In 1996, the rising tide of interest in all things Gong continued, as they toured Japan, Europe and the USA, selling out venues as a new generation of fans joined the ranks of the converted to pay homage to these ever-changing psychedelic pioneers. This surge of enthusiasm was underlined by the release of You Remixed (1997) one of Gong's classic albums, remixed by The Orb, Graham Massey of 808 State, Total Eclipse and The Shamen among many others, Gong fans to a person, whose own musical work has been deeply influenced by the luminous green planet Gong...

Gong continues to re-invent itself, never cashing in on past patterns by repeating well worn bankable formulas as often demanded by the music business. It is still acting as a cutting edge, often far enough ahead of it's time not to be recognised. Each variation of the band has brought revitalisation and new interpretation to the very special sound and soul call that is the Gong vibration...

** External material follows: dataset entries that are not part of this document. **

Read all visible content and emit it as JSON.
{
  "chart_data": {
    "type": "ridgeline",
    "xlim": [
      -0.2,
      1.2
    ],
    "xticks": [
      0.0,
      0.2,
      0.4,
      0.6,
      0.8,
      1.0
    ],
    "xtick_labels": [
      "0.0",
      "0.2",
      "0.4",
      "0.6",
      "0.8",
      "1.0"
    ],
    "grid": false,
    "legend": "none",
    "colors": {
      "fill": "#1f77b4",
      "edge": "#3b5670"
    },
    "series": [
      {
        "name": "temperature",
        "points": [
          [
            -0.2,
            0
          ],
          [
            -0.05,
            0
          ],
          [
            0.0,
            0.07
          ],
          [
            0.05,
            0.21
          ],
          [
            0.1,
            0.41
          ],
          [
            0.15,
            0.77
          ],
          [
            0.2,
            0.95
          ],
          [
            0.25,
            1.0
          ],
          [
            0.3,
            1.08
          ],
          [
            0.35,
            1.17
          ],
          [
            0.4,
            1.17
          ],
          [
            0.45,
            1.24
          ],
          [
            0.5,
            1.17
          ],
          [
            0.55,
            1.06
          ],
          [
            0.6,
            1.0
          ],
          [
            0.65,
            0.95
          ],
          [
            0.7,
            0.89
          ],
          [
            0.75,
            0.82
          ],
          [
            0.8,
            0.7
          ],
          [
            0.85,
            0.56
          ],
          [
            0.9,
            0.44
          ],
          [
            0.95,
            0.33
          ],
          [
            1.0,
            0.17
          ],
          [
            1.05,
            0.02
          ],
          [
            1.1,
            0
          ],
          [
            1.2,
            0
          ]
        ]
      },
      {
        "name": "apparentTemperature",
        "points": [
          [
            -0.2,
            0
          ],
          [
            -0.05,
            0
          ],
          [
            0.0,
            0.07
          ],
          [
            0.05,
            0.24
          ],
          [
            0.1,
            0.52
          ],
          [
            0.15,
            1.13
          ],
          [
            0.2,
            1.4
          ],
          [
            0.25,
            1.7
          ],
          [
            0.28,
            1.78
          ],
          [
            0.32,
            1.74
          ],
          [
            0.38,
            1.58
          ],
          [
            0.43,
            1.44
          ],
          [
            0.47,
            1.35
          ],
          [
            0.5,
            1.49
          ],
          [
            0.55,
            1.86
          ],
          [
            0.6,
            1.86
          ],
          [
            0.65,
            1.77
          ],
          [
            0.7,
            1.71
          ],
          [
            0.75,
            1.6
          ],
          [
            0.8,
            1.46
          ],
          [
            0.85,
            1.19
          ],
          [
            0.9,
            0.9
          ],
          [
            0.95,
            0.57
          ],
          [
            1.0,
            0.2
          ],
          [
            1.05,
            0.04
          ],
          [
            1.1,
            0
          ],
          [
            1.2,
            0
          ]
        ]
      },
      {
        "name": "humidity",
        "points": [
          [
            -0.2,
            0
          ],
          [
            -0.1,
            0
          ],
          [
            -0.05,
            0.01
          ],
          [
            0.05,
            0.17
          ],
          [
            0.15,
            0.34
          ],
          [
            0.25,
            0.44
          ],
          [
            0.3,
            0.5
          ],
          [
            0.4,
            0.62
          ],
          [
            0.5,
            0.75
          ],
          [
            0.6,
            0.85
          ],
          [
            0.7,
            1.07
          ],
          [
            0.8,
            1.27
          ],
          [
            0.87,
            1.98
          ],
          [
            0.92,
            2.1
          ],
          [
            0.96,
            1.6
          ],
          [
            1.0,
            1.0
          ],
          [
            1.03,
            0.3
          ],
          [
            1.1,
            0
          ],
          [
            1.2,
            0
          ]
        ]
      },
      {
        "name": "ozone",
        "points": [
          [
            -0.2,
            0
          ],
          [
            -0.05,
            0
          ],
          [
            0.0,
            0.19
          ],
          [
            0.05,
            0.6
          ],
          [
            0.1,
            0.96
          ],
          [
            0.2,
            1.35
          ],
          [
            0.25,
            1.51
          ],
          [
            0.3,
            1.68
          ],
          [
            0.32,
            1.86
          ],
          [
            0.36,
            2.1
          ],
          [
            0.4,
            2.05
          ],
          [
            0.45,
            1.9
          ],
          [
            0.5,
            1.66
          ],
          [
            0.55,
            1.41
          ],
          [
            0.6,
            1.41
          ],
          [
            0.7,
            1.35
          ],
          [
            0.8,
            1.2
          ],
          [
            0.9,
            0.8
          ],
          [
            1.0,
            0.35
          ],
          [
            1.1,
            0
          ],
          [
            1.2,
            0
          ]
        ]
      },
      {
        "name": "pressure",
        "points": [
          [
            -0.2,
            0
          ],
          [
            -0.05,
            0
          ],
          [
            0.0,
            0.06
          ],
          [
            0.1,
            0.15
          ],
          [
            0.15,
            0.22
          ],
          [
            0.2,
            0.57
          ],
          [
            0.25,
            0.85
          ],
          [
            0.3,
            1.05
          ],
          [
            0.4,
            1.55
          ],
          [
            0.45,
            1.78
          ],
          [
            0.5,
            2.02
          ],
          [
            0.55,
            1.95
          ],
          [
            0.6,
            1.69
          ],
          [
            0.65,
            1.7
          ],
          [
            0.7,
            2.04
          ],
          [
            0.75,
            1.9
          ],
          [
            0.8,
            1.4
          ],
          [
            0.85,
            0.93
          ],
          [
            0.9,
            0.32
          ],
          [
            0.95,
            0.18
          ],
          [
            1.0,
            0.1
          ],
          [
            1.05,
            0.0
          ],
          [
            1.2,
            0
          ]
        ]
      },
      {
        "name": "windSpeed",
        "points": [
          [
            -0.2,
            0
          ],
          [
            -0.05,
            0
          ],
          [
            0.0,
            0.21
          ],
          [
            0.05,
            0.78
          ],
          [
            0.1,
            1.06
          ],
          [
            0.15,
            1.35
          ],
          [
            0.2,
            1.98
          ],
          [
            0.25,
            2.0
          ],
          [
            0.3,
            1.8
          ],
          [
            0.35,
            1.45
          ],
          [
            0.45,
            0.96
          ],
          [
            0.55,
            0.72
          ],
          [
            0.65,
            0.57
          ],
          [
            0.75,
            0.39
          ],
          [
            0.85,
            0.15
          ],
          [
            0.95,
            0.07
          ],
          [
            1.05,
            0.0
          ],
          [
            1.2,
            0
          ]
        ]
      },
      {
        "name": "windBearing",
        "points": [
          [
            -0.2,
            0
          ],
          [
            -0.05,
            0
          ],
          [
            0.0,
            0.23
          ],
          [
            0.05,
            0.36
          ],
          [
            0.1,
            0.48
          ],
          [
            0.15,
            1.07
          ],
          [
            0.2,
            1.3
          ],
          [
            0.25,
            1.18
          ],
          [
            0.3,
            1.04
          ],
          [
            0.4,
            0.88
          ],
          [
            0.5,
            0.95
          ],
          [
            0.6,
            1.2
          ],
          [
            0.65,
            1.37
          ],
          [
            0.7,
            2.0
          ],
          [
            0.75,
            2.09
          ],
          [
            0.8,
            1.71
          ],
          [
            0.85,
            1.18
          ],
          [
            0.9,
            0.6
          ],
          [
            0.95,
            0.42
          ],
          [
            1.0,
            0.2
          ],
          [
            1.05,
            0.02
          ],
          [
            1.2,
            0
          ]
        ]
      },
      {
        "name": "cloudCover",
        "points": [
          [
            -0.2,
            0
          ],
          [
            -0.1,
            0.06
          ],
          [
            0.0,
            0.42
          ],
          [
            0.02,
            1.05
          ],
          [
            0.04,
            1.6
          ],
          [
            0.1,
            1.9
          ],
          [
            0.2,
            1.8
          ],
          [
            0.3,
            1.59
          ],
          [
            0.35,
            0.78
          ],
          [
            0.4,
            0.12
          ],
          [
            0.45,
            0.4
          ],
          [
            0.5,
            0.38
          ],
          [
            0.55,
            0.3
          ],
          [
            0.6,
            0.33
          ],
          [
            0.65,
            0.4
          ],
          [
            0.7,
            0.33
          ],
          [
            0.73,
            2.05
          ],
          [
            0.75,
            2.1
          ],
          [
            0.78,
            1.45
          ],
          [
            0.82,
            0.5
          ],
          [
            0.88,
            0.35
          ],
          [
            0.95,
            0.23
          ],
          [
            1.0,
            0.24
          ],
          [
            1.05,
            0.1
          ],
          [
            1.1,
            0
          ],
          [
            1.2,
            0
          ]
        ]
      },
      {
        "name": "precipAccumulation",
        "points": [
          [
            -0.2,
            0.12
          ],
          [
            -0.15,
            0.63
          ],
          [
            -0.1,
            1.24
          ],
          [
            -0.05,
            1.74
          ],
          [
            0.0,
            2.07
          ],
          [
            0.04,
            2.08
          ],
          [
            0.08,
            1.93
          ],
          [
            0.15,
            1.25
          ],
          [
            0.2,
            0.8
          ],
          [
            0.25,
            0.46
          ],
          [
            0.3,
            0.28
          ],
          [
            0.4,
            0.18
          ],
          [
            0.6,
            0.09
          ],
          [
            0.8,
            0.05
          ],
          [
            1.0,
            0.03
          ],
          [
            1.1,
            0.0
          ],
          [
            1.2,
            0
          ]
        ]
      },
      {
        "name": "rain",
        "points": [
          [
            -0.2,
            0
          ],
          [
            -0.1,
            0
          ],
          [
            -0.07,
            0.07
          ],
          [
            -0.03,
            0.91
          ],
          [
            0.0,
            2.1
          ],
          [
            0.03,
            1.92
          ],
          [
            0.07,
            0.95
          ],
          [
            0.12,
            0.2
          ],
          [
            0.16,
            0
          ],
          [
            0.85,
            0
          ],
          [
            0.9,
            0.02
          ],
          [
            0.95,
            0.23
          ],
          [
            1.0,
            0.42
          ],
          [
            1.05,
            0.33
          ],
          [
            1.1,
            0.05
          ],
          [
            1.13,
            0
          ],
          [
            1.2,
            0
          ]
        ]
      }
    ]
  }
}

"It's all much too serious to be serious about" - Daevid Allen

 
Gong Discography

Camembert Electrique (1971; Charly). Gong's best early album, infused with the experience of Paris 1968 and trippy psychedelics.

Flying Teapot (1973; Charly);
Angel's Egg (1974; Virgin);

You (1974; Virgin). The Radio Gnome Trilogy is definitive Gong - elegant, ethereal soundscapes, shimmering electronics and effusive musicianship. Essential stuff, but if you're unsure, the trilogy's finer moments are gathered on

The Best of Gong (1996; Nectar Masters).

Live Floating Anarchy '77 (1977; Charly). Allen and Smyth and Here & Now performing with garage-punk fervour as 'Planet Gong'. Rough, wild, angry and spacey.

The Birthday (1994; GAS/Voiceprint). Double live CD featuring Gong's Virgin-period line-up playing together for the first time in twenty years.